As an example and to note the difference, assume that you have two DateTime objects constructed as follows:

use DateTime;

sub iso8601_date {
  die unless $_[0] =~ m/^(\d\d\d\d)-(\d\d)-(\d\d)T(\d\d):(\d\d):(\d\d)Z$/;
  return DateTime->new(year => $1, month => $2, day => $3,
    hour => $4, minute => $5, second => $6, time_zone  => 'UTC');
}

my $dt1 = iso8601_date('2014-11-04T23:35:42Z');
my $dt2 = iso8601_date('2014-11-07T01:15:18Z');

Note that $dt1 is quite late on a Tuesday, while $dt2 is very early on the following Friday.

If you want the calendar distance use:

my $days = $dt2->delta_days($dt1)->delta_days();
print "$days\n" # -> 3

Indeed, between, Tuesday and Friday there are 3 days. A calendar distance of 1 means “tomorrow” and a distance of -1 means “yesterday”. The “time” part of the DateTime objects is mostly irrelevant (except perhaps if the two dates fall on different time zones, then you would have to decide what “the calendar distance” between those two dates should mean).

If you want the absolute distance then instead use:

my $days = $dt2->subtract_datetime_absolute($dt1)->delta_seconds / (24*60*60);
print "$days\n"; # -> 2.06916666666667

Indeed, if you want to split the time between the two dates in 24-hour chunks, there are only about 2.07 days between them. Depending on your application, you might want to truncate or round this number. The “time” part of the DateTime objects is very relevant, and the expected result is well defined even for dates on different time zones.

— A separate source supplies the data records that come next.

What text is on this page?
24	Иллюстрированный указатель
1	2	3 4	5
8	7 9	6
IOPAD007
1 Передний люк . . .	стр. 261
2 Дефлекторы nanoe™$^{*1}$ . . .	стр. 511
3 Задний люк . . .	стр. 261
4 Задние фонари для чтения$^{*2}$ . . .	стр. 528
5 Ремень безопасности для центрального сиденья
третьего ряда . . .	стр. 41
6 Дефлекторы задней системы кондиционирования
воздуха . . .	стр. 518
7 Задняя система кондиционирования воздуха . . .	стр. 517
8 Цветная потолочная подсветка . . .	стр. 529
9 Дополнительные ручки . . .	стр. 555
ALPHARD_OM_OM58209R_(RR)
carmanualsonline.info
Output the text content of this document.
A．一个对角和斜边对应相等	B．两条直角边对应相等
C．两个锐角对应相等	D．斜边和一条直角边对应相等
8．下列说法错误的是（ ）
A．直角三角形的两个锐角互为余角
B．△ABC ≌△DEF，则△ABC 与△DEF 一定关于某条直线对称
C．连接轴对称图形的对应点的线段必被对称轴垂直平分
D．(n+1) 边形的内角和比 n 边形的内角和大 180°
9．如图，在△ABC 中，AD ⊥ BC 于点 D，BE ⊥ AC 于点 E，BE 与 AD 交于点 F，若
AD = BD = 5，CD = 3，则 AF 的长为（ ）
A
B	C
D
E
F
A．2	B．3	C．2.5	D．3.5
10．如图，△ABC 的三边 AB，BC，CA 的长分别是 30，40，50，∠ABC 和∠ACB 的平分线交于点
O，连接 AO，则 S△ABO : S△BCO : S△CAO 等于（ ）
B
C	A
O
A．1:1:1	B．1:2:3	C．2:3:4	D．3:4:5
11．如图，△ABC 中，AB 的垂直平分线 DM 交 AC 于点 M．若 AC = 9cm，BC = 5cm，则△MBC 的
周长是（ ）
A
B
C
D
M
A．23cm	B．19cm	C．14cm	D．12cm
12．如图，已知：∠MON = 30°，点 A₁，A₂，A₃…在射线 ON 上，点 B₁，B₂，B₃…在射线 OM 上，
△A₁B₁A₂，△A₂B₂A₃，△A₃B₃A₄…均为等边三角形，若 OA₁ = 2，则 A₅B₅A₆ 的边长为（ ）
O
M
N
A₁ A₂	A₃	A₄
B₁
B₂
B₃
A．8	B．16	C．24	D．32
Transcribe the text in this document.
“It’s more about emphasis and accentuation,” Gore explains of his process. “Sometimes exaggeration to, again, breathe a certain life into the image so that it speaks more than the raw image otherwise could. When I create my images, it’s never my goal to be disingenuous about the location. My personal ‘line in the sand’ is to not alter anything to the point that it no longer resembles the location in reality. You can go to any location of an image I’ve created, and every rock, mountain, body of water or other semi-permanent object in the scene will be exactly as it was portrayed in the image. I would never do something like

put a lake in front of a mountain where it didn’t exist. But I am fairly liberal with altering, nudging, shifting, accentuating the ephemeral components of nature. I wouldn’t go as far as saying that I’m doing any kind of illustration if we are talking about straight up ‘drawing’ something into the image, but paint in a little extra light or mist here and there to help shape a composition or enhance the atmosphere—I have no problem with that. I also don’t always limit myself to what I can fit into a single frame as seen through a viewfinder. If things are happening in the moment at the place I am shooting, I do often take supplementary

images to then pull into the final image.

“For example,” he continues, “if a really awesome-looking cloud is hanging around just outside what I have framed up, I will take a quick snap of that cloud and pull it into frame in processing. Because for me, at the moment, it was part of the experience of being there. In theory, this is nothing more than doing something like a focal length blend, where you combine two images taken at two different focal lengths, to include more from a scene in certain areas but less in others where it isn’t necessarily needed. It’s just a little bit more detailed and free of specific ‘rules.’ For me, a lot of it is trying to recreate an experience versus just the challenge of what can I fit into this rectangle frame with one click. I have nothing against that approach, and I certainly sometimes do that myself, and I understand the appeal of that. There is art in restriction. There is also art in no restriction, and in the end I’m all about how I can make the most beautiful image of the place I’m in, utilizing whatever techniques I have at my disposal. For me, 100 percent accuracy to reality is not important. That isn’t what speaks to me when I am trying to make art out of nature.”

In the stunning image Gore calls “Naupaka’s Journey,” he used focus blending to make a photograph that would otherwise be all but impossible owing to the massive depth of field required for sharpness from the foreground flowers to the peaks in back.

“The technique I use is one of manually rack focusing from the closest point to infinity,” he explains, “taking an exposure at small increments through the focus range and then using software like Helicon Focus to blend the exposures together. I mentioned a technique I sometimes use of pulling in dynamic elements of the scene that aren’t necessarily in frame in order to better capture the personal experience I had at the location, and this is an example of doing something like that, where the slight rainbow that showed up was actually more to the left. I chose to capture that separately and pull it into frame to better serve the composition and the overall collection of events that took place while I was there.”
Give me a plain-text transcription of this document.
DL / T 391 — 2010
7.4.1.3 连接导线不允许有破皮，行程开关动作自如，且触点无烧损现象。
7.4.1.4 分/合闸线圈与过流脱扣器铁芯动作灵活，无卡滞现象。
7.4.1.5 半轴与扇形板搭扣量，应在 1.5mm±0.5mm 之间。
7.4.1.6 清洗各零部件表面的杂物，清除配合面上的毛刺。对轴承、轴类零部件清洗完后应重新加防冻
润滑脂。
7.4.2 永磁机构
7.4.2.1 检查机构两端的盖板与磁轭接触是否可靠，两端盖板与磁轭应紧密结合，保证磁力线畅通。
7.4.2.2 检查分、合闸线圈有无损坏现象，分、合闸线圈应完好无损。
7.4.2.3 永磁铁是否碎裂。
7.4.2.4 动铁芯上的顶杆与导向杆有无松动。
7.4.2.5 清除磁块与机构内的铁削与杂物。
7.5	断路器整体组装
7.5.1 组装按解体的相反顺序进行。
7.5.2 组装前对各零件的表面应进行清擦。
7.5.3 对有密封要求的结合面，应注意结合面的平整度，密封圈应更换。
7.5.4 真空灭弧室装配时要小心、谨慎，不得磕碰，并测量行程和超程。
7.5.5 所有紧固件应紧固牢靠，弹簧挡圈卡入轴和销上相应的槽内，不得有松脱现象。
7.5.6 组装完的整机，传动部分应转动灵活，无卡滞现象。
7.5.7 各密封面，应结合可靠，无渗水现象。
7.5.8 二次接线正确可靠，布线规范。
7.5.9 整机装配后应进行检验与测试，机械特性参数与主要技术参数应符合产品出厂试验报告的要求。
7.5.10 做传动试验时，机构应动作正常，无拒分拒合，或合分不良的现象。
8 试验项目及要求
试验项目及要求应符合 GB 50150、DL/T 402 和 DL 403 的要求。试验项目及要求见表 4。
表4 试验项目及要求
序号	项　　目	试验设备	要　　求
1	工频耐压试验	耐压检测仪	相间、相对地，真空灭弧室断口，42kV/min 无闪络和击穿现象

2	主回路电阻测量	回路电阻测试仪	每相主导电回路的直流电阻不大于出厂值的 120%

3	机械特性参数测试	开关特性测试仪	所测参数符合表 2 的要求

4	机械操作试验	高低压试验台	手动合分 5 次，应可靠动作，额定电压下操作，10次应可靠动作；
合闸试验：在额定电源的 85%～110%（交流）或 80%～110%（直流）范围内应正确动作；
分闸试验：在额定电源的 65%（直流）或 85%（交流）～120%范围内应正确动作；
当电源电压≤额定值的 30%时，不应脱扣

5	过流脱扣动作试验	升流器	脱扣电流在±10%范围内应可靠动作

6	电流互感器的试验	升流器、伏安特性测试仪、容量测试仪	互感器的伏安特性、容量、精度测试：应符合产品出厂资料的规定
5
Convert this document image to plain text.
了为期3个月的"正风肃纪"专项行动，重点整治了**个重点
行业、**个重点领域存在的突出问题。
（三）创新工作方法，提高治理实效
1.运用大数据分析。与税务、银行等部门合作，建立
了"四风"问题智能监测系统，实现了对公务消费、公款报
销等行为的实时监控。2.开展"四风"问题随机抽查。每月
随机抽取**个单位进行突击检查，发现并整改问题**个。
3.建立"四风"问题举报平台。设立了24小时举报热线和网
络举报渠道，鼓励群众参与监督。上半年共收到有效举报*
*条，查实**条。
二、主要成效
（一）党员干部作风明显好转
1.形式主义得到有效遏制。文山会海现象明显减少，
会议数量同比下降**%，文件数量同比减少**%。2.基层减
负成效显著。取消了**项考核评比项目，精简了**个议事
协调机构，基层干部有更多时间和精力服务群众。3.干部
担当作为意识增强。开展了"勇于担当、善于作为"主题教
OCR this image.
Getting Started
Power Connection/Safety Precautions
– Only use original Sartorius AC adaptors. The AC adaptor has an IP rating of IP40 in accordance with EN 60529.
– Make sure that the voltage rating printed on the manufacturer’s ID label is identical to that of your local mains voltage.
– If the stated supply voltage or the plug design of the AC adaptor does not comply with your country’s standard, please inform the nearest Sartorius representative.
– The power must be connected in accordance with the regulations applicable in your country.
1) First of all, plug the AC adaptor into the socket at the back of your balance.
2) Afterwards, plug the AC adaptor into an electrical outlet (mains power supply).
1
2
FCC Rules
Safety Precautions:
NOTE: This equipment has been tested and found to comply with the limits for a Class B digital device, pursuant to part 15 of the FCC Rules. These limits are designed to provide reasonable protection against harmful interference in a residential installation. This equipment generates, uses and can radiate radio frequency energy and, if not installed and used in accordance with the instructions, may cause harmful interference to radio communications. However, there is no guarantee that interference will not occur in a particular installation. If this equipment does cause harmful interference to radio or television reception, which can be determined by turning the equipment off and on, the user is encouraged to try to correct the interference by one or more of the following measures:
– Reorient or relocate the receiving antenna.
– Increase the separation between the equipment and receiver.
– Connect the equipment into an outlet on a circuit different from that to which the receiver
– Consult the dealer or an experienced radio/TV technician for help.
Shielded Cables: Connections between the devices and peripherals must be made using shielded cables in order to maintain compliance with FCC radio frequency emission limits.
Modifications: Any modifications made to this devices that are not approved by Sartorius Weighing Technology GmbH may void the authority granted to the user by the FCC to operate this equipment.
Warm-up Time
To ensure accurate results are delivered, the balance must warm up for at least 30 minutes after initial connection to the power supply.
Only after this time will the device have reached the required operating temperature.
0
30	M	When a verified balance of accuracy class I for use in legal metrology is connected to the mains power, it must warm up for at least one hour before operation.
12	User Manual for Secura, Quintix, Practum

Date::Calc has Decode_Date_EU (and US etc)

#!/usr/bin/perl
use Date::Calc qw(Delta_Days Decode_Date_EU);

($year1,$month1,$day1) = Decode_Date_EU('02-MAY-09');
($year2,$month2,$day2) = Decode_Date_EU('04-MAY-09');

print "Diff = " . Delta_Days($year1,$month1,$day1, $year2,$month2,$day2);

Convert the two dates to seconds and then do the math:

#!/usr/bin/perl

use strict;
use warnings;
use POSIX qw/mktime/;

{

    my %mon = (
        JAN => 0,
        FEB => 1,
        MAR => 2,
        APR => 3,
        MAY => 4,
        JUN => 5,
        JUL => 6,
        AUG => 7,
        SEP => 8,
        OCT => 9,
        NOV => 10,
        DEC => 11,
    );

    sub date_to_seconds {
        my $date = shift;
        my ($day, $month, $year) = split /-/, $date;

        $month = $mon{$month};
        if ($year < 50) { #or whatever your cutoff is
            $year += 100; #make it 20??
        }

        #return midnight on the day in question in 
        #seconds since the epoch
        return mktime 0, 0, 0, $day, $month, $year;
    }
}

my $d1 = "04-MAY-99";
my $d2 = "04-MAY-00";

my $s1 = date_to_seconds $d1;
my $s2 = date_to_seconds $d2;

my $days = int(($s2 - $s1)/(24*60*60));

print "there are $days days between $d1 and $d2\n";

If you care about accuracy, keep in mind that not all days have 86400 seconds. Any solution based on that assumption will not be correct for some cases.

Here's a snippet I keep around to calculate and display date/time differences a few different ways using the DateTime library. The last answer printed is the one you want, I think.

#!/usr/bin/perl -w

use strict;

use DateTime;
use DateTime::Format::Duration;

# XXX: Create your two dates here
my $d1 = DateTime->new(...);
my $d2 = DateTime->new(...);

my $dur = ($d1 > $d2 ? ($d1->subtract_datetime_absolute($d2)) : 
                       ($d2->subtract_datetime_absolute($d1)));

my $f = DateTime::Format::Duration->new(pattern => 
  '%Y years, %m months, %e days, %H hours, %M minutes, %S seconds');

print $f->format_duration($dur), "\n";

$dur = $d1->delta_md($d2);

my $dy = int($dur->delta_months / 12);
my $dm = $dur->delta_months % 12;
print "$dy years $dm months ", $dur->delta_days, " days\n";
print $dur->delta_months, " months ", $dur->delta_days, " days\n";
print $d1->delta_days($d2)->delta_days, " days\n";

Time::ParseDate will handle that format just fine:

use Time::ParseDate qw(parsedate);

$d1="04-MAR-09";
$d2="06-MAR-09";

printf "%d days difference\n", (parsedate($d2) - parsedate($d1)) / (60 * 60 * 24);